In the spring, catalyzed in part by a much-linked Forbes story on the new “crypto currency,” the price exploded. From early April to the end of May, the going rate for a bitcoin rose from 86 cents to $8.89. Then, after Gawker published a story on June 1 about the currency’s popularity among online drug dealers, it more than tripled in a week, soaring to about $27. The market value of all bitcoins in circulation was approaching $130 million. A Tennessean dubbed KnightMB, who held 371,000 bitcoins, became worth more than $10 million, the richest man in the bitcoin realm. The value of those 10,000 bitcoins Hanyecz used to buy pizza had risen to $272,329. “I don’t feel bad about it,” he says. “The pizza was really good.”

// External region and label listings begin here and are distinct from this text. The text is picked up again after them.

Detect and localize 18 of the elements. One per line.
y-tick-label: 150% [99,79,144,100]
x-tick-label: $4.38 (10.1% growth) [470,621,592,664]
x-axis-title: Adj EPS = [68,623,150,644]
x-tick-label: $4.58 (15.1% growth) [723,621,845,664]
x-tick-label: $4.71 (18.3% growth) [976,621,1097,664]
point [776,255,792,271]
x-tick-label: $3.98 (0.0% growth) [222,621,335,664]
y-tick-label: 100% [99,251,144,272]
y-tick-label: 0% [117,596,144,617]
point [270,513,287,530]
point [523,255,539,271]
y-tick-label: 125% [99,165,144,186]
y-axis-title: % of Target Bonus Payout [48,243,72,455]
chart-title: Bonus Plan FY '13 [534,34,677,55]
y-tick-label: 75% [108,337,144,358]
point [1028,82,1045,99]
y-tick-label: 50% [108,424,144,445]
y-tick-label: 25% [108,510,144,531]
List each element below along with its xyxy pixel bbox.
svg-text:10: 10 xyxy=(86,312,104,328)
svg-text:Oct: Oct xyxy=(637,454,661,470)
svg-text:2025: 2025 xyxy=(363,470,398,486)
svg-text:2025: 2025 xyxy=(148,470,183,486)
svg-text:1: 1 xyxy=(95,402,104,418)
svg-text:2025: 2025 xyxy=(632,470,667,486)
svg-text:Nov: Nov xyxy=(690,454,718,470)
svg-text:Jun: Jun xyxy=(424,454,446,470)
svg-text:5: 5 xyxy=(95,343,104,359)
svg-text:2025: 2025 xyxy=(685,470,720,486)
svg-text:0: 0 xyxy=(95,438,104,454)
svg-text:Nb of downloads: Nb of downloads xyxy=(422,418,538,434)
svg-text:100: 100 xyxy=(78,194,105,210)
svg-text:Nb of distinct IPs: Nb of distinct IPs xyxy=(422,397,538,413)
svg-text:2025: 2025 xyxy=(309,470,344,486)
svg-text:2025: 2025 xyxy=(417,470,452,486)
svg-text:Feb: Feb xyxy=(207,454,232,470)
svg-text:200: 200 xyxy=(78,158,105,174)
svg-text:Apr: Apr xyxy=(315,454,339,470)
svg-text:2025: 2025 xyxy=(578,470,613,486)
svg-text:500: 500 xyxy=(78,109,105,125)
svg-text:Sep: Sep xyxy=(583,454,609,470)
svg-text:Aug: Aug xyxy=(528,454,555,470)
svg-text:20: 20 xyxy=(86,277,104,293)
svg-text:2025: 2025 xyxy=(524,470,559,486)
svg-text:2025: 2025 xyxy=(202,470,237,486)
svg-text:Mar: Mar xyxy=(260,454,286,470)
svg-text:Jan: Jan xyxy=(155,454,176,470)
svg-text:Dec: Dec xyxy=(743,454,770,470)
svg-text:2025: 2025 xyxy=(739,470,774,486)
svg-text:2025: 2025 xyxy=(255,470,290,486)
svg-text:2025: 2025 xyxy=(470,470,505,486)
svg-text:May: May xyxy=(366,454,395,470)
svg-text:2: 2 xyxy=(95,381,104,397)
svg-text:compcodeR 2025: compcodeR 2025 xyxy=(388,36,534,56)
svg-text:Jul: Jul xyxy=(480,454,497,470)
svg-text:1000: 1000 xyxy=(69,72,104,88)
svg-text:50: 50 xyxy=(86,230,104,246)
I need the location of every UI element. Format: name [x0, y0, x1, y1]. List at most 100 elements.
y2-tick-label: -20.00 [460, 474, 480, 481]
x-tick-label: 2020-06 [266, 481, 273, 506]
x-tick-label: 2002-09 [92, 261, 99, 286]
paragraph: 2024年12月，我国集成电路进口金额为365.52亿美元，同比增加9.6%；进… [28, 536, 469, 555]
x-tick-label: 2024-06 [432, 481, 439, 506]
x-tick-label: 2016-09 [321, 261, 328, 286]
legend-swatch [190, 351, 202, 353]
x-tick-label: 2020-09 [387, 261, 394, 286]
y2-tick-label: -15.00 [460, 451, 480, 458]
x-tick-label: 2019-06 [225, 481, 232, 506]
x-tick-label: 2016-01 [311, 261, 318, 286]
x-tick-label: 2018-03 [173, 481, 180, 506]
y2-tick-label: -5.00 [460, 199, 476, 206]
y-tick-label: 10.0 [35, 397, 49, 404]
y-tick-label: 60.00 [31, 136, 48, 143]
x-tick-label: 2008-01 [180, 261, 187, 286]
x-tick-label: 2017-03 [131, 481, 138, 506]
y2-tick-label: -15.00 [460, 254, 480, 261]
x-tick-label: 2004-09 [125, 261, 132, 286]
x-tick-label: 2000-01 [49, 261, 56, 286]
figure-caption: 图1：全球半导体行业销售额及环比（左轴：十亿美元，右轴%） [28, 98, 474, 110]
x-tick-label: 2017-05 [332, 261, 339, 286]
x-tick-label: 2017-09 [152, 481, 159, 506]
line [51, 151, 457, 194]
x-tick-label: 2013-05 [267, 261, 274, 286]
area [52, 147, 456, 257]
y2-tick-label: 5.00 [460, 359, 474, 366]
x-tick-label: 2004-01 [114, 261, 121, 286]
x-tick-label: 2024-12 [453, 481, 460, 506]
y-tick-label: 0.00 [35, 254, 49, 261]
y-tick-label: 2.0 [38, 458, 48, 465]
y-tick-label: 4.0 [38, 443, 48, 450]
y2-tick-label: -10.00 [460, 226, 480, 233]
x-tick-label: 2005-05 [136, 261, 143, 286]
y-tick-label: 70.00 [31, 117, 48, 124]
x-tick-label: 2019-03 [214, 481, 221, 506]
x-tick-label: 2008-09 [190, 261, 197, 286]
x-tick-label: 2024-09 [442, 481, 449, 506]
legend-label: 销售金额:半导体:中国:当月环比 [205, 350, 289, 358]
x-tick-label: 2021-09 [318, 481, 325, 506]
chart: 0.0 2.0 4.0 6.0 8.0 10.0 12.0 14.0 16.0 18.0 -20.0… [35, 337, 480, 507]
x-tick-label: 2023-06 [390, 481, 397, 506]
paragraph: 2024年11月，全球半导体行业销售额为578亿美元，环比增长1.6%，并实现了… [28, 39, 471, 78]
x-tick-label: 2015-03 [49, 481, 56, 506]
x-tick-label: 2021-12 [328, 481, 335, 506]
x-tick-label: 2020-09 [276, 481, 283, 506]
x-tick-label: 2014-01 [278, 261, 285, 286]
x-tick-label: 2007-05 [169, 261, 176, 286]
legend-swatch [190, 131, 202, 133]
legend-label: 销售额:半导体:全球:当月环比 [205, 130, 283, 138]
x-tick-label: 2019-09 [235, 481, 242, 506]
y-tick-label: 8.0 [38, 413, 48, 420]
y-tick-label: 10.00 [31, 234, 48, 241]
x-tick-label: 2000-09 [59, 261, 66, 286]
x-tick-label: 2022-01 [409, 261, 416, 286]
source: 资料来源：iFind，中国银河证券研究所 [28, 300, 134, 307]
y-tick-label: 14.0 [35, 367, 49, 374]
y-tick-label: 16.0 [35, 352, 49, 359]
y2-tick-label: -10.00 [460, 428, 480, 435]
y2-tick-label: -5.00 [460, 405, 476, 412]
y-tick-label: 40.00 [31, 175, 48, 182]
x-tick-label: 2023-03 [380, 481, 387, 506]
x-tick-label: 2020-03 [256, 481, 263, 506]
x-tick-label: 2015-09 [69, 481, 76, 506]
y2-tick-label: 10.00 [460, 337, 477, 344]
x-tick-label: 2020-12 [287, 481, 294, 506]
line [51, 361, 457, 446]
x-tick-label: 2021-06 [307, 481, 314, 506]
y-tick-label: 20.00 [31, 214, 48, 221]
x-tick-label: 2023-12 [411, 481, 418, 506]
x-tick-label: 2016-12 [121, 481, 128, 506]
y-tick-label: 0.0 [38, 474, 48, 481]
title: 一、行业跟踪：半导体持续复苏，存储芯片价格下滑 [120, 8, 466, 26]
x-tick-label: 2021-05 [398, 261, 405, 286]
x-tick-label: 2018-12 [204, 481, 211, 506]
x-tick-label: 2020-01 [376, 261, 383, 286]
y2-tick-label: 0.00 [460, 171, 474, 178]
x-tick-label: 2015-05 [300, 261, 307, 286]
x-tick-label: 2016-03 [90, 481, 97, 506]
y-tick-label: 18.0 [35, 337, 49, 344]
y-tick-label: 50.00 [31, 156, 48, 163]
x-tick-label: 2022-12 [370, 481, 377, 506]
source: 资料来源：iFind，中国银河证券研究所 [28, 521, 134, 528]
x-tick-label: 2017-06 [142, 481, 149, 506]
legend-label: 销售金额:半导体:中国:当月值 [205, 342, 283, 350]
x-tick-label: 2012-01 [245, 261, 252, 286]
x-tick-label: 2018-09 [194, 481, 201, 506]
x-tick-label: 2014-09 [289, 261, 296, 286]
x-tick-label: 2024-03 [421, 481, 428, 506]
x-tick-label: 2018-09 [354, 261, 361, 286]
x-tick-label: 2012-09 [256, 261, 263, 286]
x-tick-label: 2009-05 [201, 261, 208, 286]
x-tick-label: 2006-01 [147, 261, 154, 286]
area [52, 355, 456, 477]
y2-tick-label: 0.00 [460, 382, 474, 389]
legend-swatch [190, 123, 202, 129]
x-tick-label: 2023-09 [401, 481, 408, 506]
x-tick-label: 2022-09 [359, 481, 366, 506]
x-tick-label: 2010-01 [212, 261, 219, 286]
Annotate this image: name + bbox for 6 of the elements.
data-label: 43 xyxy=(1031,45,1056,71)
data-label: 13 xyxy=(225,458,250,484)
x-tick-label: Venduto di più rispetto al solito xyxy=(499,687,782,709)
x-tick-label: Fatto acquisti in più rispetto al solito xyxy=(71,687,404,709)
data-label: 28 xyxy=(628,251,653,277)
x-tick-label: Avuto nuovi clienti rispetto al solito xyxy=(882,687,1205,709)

Nobel Prize-winning economist Paul Krugman wrote that the currency’s tendency to fluctuate has encouraged hoarding. 

Bitcoin peaked at $29.51 a share on June 9, 2011, before crashing.

Too bad no one who watched the crash realized Bitcoin would be worth more than $100 just two years later.

They did a postmortem on Bitcoin in October 2011:

If Nakamoto has forsaken his adherents, though, they are not prepared to let his creation die. Even as the currency’s value has continued to drop, they are still investing in the fragile economy. Wagner has advocated for it to be used by people involved in the Occupy Wall Street movement. While the gold-rush phase of mining has ended, with some miners dumping their souped-up mining rigs—”People are getting sick of the high electric bills, the heat, and the loud fans,” Garzik says—the more serious members of the community have turned to infrastructure. Mt. Gox is developing point-of-sale hardware. Other entrepreneurs are working on PayPal-like online merchant services. Two guys in Colorado have launched BitcoinDeals, an etailer offering “over 1,000,000 items.” The underworld’s use of the bitcoin has matured, too: Silk Road is now just one of many Tor-enabled back alleys, including sites like Black Market Reloaded, where self-proclaimed hit men peddle contract killings and assassinations.

Rumors of Bitcoin's demise were greatly exaggerated.